I decided to push his buttons, giving myself time to figure out another way to get it, "do you want tongue or no tongue?"

"You know what don't bother, I'll just take matters into my own hands."He grabbed my face in his hands, and moved it towards his before I could protest. I felt his mouth melt against mine. Some instinctual part of my brain wanted to push him away. Make him stop. But the other part, the one that didn't think rationally, wanted to kiss him back so I did. I listened to that part.

I felt goosebumps rise on my arms as he caressed them. His hand gliding up to the back of my neck as he pulled me closer. I closed my eyes for just a second, relinquishing in the kiss. His mouth was gentle against mine. Soft. Warm. His tongue protruded into it, as he explored what didn't belong to him.

A soft moan escaped his lips as he guided me to the bed, our mouths never breaking apart once. He laid me down on the soft comforter and I dissolved into it. He laid on my body, the warmth emitting onto me in waves. Some foreign part of me knew what I was doing wasn't right and knew I would regret this when I came to my senses. So with two hands pressed firmly on his chest, I pushed him off. He stumbled back slightly watching me in confusion.

I don't know what made me kiss him back or why but I had to admit that I was obviously still attracted to Rhys even after all those years. And a small part of me still hated that he did that to me all those years ago. I couldn't find forgiveness in my heart for him. At least not at that moment.

So why did I all of a sudden feel giddy inside?

Rhys stood watching me like a lion watched its prey. His eyes devoured me as he stood there, an air of confidence looming around him. His hair was disheveled and partly fell in a wave over his forehead. His eyes glistened, the blues dancing with excitement, "I enjoyed that. We should do it another time."

"You wish jerk. Fuck you." Yep, I was beginning to feel the regret.

"Go ahead, I won't mind a bit."

"Just leave me alone so that I can get ready. Please." I exasperated, feeling the afterwork of that kiss. Regret shot it's arrows at every direction of my being.

"Fine."

"Thank you," I replied finally feeling like I was getting somewhere with him.

He started to chuckle as he continued to stand in front of me. I rolled my eyes. Of course he wasn't leaving me alone.

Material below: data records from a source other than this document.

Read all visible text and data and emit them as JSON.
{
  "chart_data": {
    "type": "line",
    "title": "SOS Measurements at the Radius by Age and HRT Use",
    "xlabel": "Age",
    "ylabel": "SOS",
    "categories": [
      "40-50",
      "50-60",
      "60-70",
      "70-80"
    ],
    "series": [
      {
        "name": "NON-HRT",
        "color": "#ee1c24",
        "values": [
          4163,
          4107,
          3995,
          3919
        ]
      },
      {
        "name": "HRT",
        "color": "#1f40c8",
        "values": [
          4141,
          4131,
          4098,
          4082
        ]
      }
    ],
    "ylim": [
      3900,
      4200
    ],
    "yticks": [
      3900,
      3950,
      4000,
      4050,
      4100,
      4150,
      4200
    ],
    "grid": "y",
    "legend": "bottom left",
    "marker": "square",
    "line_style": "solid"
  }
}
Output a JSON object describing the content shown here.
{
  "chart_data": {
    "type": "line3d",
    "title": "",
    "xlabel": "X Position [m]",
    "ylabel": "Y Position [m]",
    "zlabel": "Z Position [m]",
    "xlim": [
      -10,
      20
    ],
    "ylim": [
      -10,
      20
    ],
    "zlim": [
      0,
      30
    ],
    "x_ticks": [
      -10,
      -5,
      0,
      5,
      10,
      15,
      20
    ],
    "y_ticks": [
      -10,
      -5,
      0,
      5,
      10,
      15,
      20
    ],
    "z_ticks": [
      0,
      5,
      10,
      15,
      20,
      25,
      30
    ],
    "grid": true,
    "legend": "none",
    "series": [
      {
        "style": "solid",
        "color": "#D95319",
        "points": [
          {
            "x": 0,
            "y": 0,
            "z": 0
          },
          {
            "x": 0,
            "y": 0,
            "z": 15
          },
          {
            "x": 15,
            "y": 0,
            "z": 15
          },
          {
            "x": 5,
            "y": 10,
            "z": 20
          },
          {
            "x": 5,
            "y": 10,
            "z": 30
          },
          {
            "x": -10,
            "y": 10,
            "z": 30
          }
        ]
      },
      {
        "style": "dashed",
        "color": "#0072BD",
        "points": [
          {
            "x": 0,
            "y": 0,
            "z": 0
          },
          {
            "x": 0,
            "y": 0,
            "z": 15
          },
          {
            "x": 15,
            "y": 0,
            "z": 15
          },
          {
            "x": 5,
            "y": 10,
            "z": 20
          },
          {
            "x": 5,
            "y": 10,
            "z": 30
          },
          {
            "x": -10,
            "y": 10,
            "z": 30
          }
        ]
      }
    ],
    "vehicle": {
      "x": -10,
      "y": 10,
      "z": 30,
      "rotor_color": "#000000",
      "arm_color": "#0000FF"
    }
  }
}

"Whatever jerk." I shoved pass him and locked myself in the walk-in closet. One more minute of him and I would probably go ballistic.

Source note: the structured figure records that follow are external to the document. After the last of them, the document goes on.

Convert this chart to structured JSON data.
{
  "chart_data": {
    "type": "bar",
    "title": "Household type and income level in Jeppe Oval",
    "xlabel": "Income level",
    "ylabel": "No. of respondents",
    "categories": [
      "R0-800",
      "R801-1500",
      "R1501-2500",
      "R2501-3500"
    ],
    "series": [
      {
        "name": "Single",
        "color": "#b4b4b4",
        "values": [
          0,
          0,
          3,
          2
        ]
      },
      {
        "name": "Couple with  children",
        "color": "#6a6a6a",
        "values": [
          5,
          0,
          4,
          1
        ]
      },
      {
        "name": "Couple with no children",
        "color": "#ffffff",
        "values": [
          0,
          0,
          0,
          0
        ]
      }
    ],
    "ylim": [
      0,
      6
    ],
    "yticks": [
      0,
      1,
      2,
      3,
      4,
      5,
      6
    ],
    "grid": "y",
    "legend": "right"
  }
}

I frowned pulling off the dress he'd insulted not more than ten minutes ago and threw on something way out of my comfort zone. I then strapped on cute sandals, and watched myself in the mirror. The girl in front of me's reflection was a mess. Her blond hair was tangled in every direction and I made quick work to flatten it out. Her lips were swollen, a deep shade of pink and I realised there was nothing to be done about that. But her eyes, they lit up like a bushfire, green fading to embers. The had a light illuminating that wasn't there before. A light that scared her. A light that scared me.

Hoping Rhys went to do, well, Rhys things, I exited the closet. But to my dismay, Rhys was perched on the bed, watching me.

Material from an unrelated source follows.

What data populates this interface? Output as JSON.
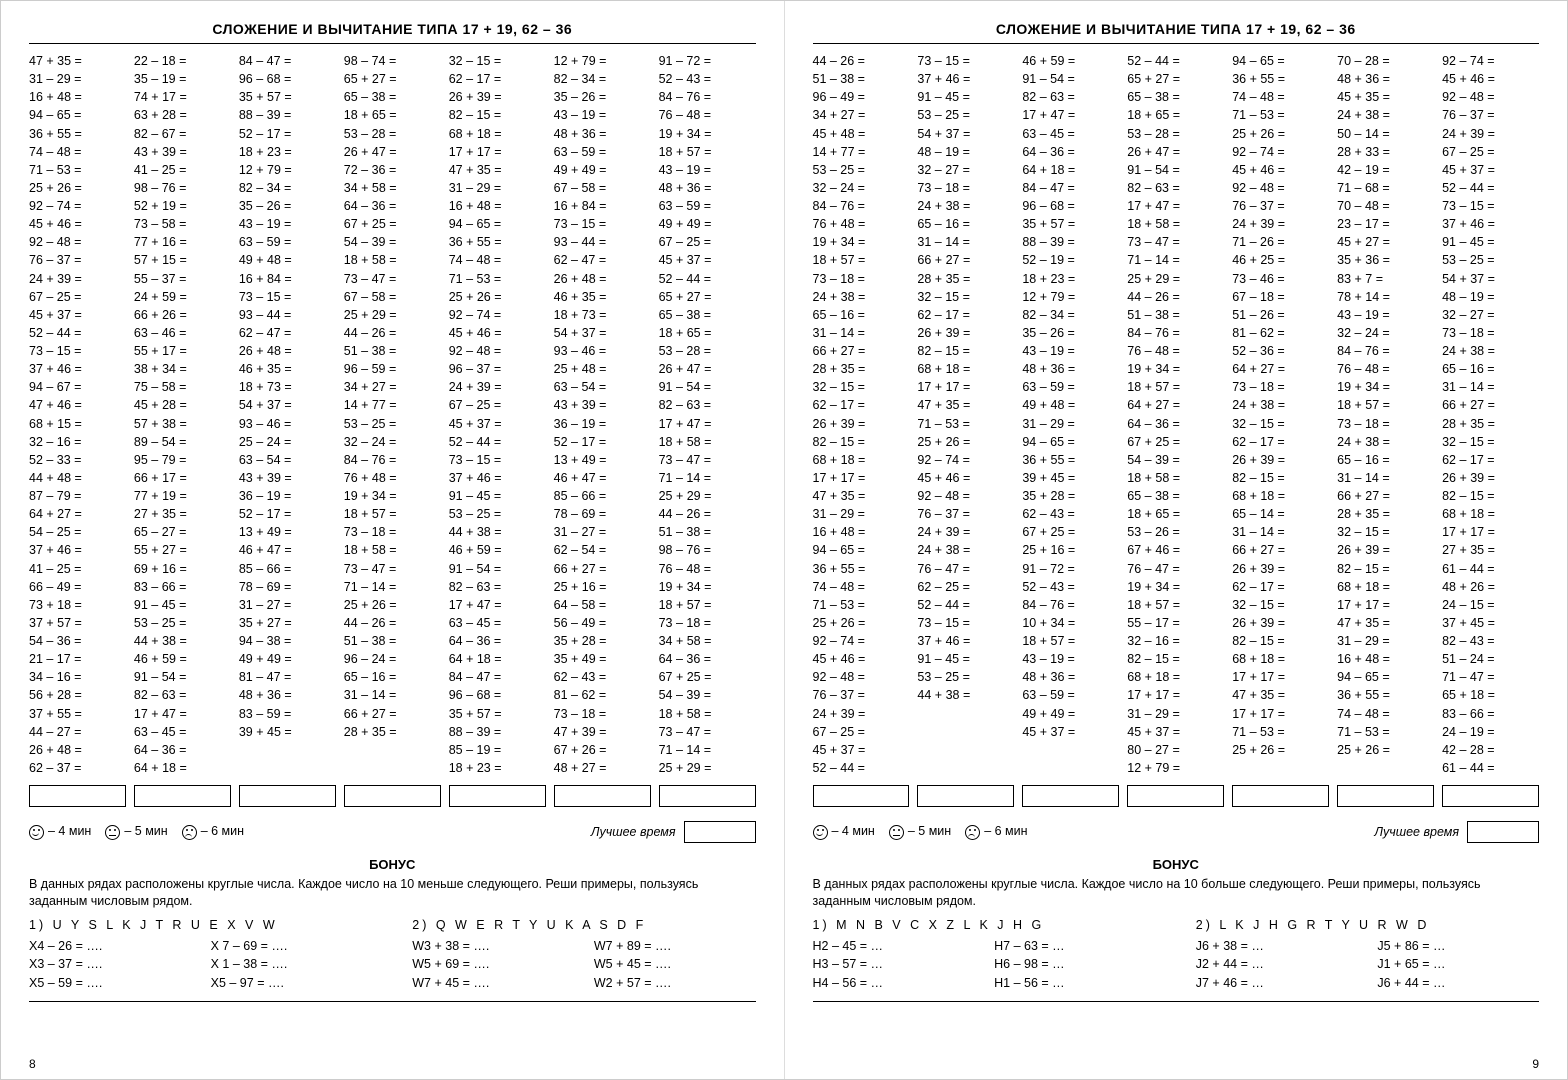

He whistled and scanned my body which made me feel really uncomfortable. "Much better choice, I thought you were all vanilla and no fun."

I sighed, ignoring him as I headed downstairs. Music was blasting from a speakers in the corner of the room. Kiera was dancing around in the middle, her chiffon mini skirt swaying with the beat. I watched as Mark sat on the couch, his legs spread apart as he marveled at her, his eyes not straying from her dancing once. I felt as if I was intruding on some sort of private moment. And I couldn't help but feel out of place. Or wish that it was me he was looking at.